As you can see in the code, our rate is 1 packet per second. We also send a packet every 0.2 seconds. When we first send a packet it quickly empties the bucket and it takes some time for the bucket to be filled again and that's why 4 packets are dropped between each successful forward.

Rate limiting and traffic policing, in general, is a very vast subject so If you liked what you just read, there are many materials available online about this subject that you can use to have a much deeper understanding of traffic policing.

Thank you for your time.

## Top comments (4)

AnLuubk • Edited

Hi, i go through this [en.wikipedia.org/wiki/Token_bucket....], that every packet has a weight (bytes). When a packet with n bytes is conform (at least n token in bucket), then n tokens will be remove from bucket. But in your algorithm, you default remove only one token, but your packet is only conform when bucket is fully tokens.

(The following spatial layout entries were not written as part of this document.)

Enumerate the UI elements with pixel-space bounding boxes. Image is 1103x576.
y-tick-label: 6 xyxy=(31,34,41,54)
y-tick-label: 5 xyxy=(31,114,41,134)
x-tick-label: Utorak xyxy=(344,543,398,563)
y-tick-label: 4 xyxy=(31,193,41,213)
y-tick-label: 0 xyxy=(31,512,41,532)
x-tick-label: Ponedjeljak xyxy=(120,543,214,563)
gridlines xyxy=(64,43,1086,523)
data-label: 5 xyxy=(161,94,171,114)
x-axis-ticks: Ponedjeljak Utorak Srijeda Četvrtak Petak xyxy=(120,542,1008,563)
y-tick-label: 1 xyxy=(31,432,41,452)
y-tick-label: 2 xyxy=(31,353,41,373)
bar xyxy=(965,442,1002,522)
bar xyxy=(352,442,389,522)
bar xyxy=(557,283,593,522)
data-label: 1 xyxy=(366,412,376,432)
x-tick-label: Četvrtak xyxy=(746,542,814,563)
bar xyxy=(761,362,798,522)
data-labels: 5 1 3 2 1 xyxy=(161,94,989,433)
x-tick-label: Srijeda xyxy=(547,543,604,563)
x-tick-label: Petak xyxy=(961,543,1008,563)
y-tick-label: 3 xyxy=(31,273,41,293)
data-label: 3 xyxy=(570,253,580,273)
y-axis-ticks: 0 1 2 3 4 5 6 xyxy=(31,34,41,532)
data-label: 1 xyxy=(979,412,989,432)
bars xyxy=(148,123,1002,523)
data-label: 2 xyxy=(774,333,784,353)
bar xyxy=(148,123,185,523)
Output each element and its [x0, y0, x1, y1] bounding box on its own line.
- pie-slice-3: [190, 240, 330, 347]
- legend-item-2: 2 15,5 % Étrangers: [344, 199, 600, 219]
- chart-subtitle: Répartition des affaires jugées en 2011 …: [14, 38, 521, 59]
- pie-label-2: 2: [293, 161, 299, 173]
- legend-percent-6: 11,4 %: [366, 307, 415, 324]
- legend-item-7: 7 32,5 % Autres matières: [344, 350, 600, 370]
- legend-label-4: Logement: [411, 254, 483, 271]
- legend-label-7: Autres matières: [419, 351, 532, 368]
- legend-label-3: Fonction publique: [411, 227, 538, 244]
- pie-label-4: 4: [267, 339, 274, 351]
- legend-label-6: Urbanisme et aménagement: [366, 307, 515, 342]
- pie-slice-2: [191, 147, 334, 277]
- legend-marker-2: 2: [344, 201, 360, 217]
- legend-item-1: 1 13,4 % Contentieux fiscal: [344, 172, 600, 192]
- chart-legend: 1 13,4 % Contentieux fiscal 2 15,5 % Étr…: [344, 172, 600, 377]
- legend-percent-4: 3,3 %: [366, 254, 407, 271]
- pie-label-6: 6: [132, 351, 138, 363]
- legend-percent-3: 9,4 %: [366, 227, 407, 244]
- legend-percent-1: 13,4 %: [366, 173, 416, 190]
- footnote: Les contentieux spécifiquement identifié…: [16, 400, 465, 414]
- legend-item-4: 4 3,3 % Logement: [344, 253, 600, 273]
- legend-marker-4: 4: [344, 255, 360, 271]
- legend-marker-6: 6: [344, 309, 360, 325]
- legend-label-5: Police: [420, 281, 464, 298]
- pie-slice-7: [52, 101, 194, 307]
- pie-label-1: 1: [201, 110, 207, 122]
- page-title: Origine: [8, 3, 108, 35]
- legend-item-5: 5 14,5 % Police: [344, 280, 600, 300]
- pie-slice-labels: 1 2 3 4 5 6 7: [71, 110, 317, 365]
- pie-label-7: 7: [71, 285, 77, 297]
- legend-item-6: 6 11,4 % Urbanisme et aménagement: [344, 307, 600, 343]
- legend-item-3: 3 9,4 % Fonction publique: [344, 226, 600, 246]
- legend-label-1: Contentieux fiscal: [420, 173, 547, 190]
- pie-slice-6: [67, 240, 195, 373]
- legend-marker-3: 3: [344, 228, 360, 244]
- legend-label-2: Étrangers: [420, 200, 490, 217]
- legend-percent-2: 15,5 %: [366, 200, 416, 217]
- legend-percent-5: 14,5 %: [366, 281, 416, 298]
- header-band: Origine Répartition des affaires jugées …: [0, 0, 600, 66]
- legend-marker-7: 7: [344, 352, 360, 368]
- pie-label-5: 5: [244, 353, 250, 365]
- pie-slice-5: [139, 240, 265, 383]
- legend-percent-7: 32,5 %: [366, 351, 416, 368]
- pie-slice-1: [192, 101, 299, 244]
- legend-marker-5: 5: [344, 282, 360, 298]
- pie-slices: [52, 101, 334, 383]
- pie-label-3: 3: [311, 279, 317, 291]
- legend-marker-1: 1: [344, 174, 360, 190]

Can you explain why and how this affect the output of your alg than the one in wiki?. Thank.

AnLuubk

Hi, at step 7, instead of `if (self.bucket < 1):` it must be: `if (self.bucket < self.tokens):` right?

Anshuman Kumar

Hey Amir, do you have a guide on integrating this with something like a Flask back end??

Archer Reilly

you can put this ratelimiter in middleware in Flask.